AI designers can do a lot more than ordinary people. Designers can explore potential strategies for reducing algorithmic bias in AI, such as diversifying datasets. With more diversified databases, algorithms are less likely to yield biased data output. Besides, designers can also work doggedly on implementing human-centered elements in algorithm design, prioritizing users’ needs to get a deeper understanding of contextual guidance for decision-making.

Big Companies and Institutions

Big companies and institutions can play a crucial role in curbing algorithmic bias by wielding their large influence. To begin with, big companies and institutions need to form inclusive and diverse teams for AI development, ensuring the voices of the minority can be heard. What’s more, big companies should hold regular audits of algorithms to check whether covert discrimination exists. Big companies can also put forward standard and clear ethical guidelines for algorithm design, and provide guidance that prioritizes principles of fairness, accountability, and transparency for their staff.


Considering AI will continue to be a major concern in the future, governments should enact moderation and regulations to make sure algorithms are developed ethically.

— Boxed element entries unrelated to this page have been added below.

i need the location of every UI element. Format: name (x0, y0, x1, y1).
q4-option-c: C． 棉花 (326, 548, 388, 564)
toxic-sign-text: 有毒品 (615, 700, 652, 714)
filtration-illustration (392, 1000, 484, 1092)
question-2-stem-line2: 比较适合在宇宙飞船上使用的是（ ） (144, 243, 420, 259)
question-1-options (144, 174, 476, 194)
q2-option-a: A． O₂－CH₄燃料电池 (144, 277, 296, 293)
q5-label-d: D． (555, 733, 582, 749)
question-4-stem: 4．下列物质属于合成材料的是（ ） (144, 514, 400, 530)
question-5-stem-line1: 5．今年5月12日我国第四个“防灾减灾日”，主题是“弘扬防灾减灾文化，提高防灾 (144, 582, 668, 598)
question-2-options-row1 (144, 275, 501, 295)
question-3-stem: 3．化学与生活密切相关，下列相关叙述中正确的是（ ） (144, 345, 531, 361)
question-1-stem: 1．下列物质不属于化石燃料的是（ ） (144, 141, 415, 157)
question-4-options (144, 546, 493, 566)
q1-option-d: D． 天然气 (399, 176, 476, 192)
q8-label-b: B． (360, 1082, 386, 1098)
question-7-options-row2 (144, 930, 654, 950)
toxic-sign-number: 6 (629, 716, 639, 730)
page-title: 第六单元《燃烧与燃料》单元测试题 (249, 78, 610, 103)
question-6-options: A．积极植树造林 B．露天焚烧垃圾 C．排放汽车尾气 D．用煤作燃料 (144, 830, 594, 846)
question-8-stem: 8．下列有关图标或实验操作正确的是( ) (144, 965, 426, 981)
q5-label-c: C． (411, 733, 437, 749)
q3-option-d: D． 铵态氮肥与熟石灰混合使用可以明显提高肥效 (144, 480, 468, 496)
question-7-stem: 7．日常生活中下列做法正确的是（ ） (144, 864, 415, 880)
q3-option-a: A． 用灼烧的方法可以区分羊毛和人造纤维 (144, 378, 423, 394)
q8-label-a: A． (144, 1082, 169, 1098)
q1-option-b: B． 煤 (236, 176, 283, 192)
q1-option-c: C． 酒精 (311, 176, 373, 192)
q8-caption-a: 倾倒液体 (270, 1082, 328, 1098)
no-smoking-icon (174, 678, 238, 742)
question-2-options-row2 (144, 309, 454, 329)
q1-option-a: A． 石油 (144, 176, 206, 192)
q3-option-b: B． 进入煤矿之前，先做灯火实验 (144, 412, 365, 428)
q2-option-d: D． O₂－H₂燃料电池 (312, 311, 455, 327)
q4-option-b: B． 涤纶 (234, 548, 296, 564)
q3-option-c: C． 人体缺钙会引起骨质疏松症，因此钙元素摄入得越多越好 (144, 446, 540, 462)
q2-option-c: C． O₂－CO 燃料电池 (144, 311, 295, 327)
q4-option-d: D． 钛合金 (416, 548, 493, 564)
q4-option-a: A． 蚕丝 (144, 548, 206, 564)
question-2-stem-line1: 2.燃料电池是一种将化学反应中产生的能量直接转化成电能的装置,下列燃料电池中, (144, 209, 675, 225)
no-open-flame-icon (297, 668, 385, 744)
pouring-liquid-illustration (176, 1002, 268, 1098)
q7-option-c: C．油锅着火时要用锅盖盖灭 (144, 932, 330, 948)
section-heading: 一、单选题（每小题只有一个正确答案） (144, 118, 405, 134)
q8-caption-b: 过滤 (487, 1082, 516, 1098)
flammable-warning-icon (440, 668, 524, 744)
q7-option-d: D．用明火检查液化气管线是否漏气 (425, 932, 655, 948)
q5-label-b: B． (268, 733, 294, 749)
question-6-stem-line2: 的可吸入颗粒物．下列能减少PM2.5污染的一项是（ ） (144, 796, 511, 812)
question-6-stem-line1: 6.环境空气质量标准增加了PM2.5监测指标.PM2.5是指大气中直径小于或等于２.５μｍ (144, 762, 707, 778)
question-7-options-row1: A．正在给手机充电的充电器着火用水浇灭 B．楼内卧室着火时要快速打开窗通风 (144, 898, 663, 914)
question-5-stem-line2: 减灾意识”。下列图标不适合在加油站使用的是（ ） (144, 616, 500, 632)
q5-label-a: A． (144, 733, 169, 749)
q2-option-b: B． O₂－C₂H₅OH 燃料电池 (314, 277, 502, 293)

Australia currently has no established laws on algorithmic discrimination. Nevertheless, the White House established a first-of-its-kind Algorithmic Discrimination Protections in July 2023. The bill requires companies that use AI technologies to perform an annual audit of their recruitment technology for bias (+ Algorithmic Discrimination Protections | OSTP | the White House, 2022).

“You should not face discrimination by algorithms and systems should be used and designed in an equitable way.”

the White House, 2022

Apart from the enforcement of the law, the government can also introduce policies that promote inclusion and diversity in the AI industry to support minoritized groups’ access to this demanding industry. What’s more, policymakers can also fund sustainable research and development projects in AI companies and pay particular attention to their ethics, lest companies lack incentives to invest in projects about the ethics of algorithms.

In conclusion, the rapid development of artificial intelligence holds not only great promise but also challenges of algorithmic bias, which is caused by data and method bias. The implications of algorithmic bias can be far-reaching, affecting individuals, communities, and society at large.

A concerted effort is required to mitigate biases in algorithms. Individuals can raise awareness and advocate for fair and transparent algorithms, while designers can prioritize diversity and inclusion in algorithm development. Big companies and institutions can play a crucial role in promoting inclusive practices and implementing ethical guidelines for algorithm design. In addition, government regulations and legal frameworks can ensure that algorithmic systems uphold principles of fairness, accountability, and transparency.